The vampire was a complete change from the usual romantic characters I was playing, but it was a success.
He had previously appeared as Dracula on the Broadway stage to critical acclaim.
Every actor’s greatest ambition is to create his own, definite and original role, a character with which he will always be identified. In my case, that role was Dracula.
Born in Hungary in 1882, Lugosi was tall and strikingly handsome, as well as talented.
In Hungary, acting is a career for which one fits himself as earnestly and studiously as one studies for a degree in medicine, law or philosophy. In Hungary, acting is a profession.
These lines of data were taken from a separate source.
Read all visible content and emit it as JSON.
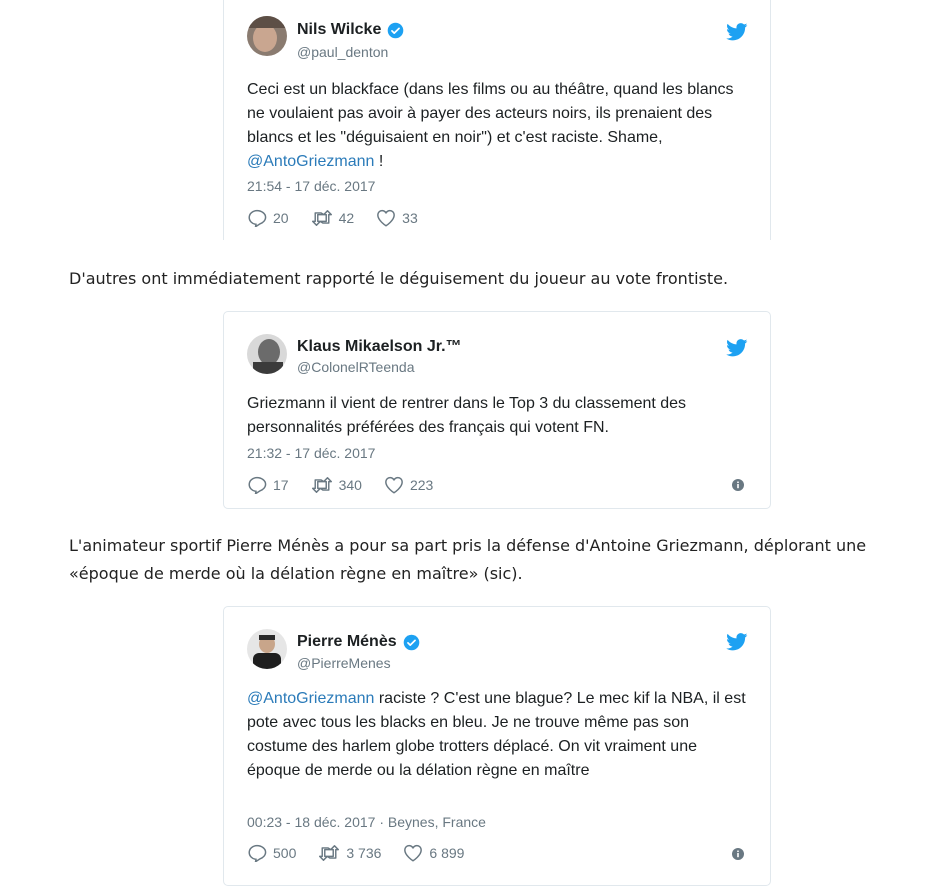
{
  "tweets": [
    {
      "name": "Nils Wilcke",
      "handle": "@paul_denton",
      "verified": true,
      "text_parts": [
        "Ceci est un blackface (dans les films ou au théâtre, quand les blancs ne voulaient pas avoir à payer des acteurs noirs, ils prenaient des blancs et les \"déguisaient en noir\") et c'est raciste. Shame, ",
        "@AntoGriezmann",
        " !"
      ],
      "timestamp": "21:54 - 17 déc. 2017",
      "replies": "20",
      "retweets": "42",
      "likes": "33"
    },
    {
      "name": "Klaus Mikaelson Jr.™",
      "handle": "@ColonelRTeenda",
      "verified": false,
      "text": "Griezmann il vient de rentrer dans le Top 3 du classement des personnalités préférées des français qui votent FN.",
      "timestamp": "21:32 - 17 déc. 2017",
      "replies": "17",
      "retweets": "340",
      "likes": "223"
    },
    {
      "name": "Pierre Ménès",
      "handle": "@PierreMenes",
      "verified": true,
      "text_parts": [
        "@AntoGriezmann",
        " raciste ? C'est une blague? Le mec kif la NBA, il est pote avec tous les blacks en bleu. Je ne trouve même pas son costume des harlem globe trotters déplacé. On vit vraiment une époque de merde ou la délation règne en maître"
      ],
      "timestamp": "00:23 - 18 déc. 2017 · Beynes, France",
      "replies": "500",
      "retweets": "3 736",
      "likes": "6 899"
    }
  ],
  "paragraphs": [
    "D'autres ont immédiatement rapporté le déguisement du joueur au vote frontiste.",
    "L'animateur sportif Pierre Ménès a pour sa part pris la défense d'Antoine Griezmann, déplorant une «époque de merde où la délation règne en maître» (sic)."
  ],
  "icons": {
    "twitter_bird": "twitter-bird-icon",
    "verified": "verified-badge-icon",
    "reply": "reply-icon",
    "retweet": "retweet-icon",
    "like": "heart-icon",
    "info": "info-icon"
  },
  "colors": {
    "twitter_blue": "#1da1f2",
    "mention": "#2b7bb9",
    "muted": "#697882",
    "border": "#e1e8ed"
  }
}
He served in World War I and received a medal. In addition to Dracula, Bela Lugosi appeared on Broadway and in many other films, including Hungarian and German silent films. After movig to the United States, he appeared in chiefly horror movies after Dracula, White Zombie, Murders in the Rue Morgue, The Black Cat, The Raven, The Wolfman and many more. He also had a cameo in Ninotchka.
Every producer in Hollywood had set me down as a type. I was both amused and disappointed.
He was underpaid for his work and typecast into horror roles, which he found frustating:
I’d like to quit the supernatural roles and play just an interesting, down-to-earth person.
He died at the age of 73, while acting in Ed Wood’s film, “Planet 9 From Outer Space.”
I guess I’m pretty much of a lone wolf. I don’t say I don’t like people at all, but, to tell you the truth, I only like it when I have a chance to look deep into their hearts and their minds.